Defend Viola Plummer and self-determination
Published Jun 13, 2007 10:20 PM
If there is a progressive person out there who still believes the myth that New
York City is a bastion of liberal politics, please rethink that. Consider two
extremely reactionary editorials: one in the June 9 New York Post and the other
in the June 12 New York Daily News. Both editorials viciously attacked Viola
Plummer, a Black revolutionary leader of the Brooklyn-based December 12th
The recent spark that led to these editorials is D12’s leading
role—along with New York City Councilperson and former Black Panther
Charles Barron—in trying to get an avenue in the Brooklyn community of
Bedford-Stuyvesant renamed “Sonny Carson Avenue.” The late Sonny
Carson was a well-known Black nationalist community activist who advocated
self-determination. (Read www.workers.org/2007/us/sonny-carson-0617/)
When the majority of white City Council members, lead by the Council Speaker
Christine Quinn, was instrumental in voting down the proposal on May 30 for the
Carson street renaming, Plummer, Barron and other Black activists justifiably
labeled this action as racist.
Excerpts from a June 9 media release by D12 in defense of Plummer read,
“The Bedford Stuyvesant community’s proposal to rename Gates Avenue
to Sonny Abubadika Carson Avenue sparked a heated confrontation in the chambers
of City Hall, where the issue of community self-determination was subjected to
Council Speaker Christine Quinn’s negative prerogative. Subsequently,
veteran political activist and chief of staff for Councilman Charles Barron,
Viola Plummer was overheard by reporters advocating the ‘assassination of
the political career’ of Quinn minion Leroy Comrie, for abstaining from
the Council vote along with six other Black and Latino Council members.

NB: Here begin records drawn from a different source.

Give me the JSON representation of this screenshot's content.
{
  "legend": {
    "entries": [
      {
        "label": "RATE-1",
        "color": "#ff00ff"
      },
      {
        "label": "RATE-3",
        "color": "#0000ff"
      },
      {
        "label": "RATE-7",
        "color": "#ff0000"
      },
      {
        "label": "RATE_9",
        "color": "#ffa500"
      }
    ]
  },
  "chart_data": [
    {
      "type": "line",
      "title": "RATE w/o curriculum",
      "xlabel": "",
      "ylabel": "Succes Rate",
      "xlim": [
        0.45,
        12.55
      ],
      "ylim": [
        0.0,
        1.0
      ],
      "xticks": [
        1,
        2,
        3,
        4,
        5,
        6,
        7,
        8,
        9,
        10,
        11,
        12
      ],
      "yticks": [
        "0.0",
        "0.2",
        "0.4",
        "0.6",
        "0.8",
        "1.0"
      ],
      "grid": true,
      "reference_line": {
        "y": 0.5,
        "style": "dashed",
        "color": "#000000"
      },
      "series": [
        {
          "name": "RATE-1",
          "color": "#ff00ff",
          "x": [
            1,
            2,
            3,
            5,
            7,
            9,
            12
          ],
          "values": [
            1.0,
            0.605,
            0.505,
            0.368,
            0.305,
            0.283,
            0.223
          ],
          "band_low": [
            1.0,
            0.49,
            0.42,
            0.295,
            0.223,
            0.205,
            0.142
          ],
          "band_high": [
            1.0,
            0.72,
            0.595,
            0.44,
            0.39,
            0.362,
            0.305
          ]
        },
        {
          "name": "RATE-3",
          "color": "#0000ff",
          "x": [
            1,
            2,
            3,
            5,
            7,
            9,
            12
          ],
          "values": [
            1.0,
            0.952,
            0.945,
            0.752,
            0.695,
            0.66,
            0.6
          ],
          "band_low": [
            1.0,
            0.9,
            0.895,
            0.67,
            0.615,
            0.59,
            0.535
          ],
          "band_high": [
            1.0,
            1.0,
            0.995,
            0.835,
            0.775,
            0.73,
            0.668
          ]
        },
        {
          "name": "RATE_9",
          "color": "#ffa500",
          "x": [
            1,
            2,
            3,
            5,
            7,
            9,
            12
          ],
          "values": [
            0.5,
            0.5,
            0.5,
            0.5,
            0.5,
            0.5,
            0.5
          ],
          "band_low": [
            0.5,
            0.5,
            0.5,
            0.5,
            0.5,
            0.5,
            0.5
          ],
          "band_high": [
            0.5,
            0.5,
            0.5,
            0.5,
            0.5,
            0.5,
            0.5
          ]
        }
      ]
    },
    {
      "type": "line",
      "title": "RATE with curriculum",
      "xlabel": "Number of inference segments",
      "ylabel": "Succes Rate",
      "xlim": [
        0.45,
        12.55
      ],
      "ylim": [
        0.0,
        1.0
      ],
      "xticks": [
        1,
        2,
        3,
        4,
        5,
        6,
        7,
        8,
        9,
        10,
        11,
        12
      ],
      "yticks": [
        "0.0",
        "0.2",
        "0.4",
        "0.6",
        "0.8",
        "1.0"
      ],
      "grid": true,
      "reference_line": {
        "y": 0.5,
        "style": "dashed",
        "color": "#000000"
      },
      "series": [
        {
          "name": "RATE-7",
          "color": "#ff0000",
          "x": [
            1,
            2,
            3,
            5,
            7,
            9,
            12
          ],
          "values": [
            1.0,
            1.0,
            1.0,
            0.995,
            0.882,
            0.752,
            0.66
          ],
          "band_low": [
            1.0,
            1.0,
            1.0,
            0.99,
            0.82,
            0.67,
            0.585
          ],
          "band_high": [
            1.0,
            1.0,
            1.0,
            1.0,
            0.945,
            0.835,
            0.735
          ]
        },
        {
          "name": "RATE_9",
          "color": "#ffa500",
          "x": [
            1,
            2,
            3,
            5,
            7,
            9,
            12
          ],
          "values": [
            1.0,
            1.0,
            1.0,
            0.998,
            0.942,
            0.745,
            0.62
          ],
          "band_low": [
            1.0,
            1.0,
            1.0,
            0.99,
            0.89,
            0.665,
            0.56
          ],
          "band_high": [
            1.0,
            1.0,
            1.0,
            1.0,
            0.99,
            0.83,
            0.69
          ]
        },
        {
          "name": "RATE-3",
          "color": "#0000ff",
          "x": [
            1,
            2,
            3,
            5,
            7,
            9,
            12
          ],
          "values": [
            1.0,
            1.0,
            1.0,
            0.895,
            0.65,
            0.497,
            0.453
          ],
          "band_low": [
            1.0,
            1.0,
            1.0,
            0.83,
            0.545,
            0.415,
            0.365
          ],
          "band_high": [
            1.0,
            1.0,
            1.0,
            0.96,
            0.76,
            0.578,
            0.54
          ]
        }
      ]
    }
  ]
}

“The next day Comrie joked with Plummer about the incident. However
several days later, a ‘suddenly irate’ Comrie spoke out calling for
Plummer’s firing. Barron and Plummer view this as a calculated diversion
from Quinn’s racist political assault on community self-determination and
her role in dictating leadership to Blacks.”
“Diversion” is crucial in describing the real motives of these
racist editorials. Not only do these editorials have the audacity to call for
Quinn to remove Plummer from her position as Barron’s chief of staff, but
they attack Plummer’s contributions to the struggle—including
defending the right to sovereignty from Harlem to Zimbabwe. These editorials
have a strong divide-and-conquer element.
Let’s be very clear. The Black community in New York, similar to other
oppressed peoples, is being overwhelmed in disproportionate numbers by rampant
police brutality, gentrification, unemployment, inadequate education,
imprisonment and much more. Plummer and Barron are two important leaders of the
legitimate aspirations of the Black community; the New York Post and New York
Daily News editorial boards—bosses’ mouthpieces—certainly are
not. Workers World Party stands in solidarity with these leaders and for the
right of Brooklyn’s Black community to rename a street for Sonny Carson.
To build anti-racist unity and class solidarity, others in the progressive
movement of all nationalities are urged to do the same, in words and in deeds.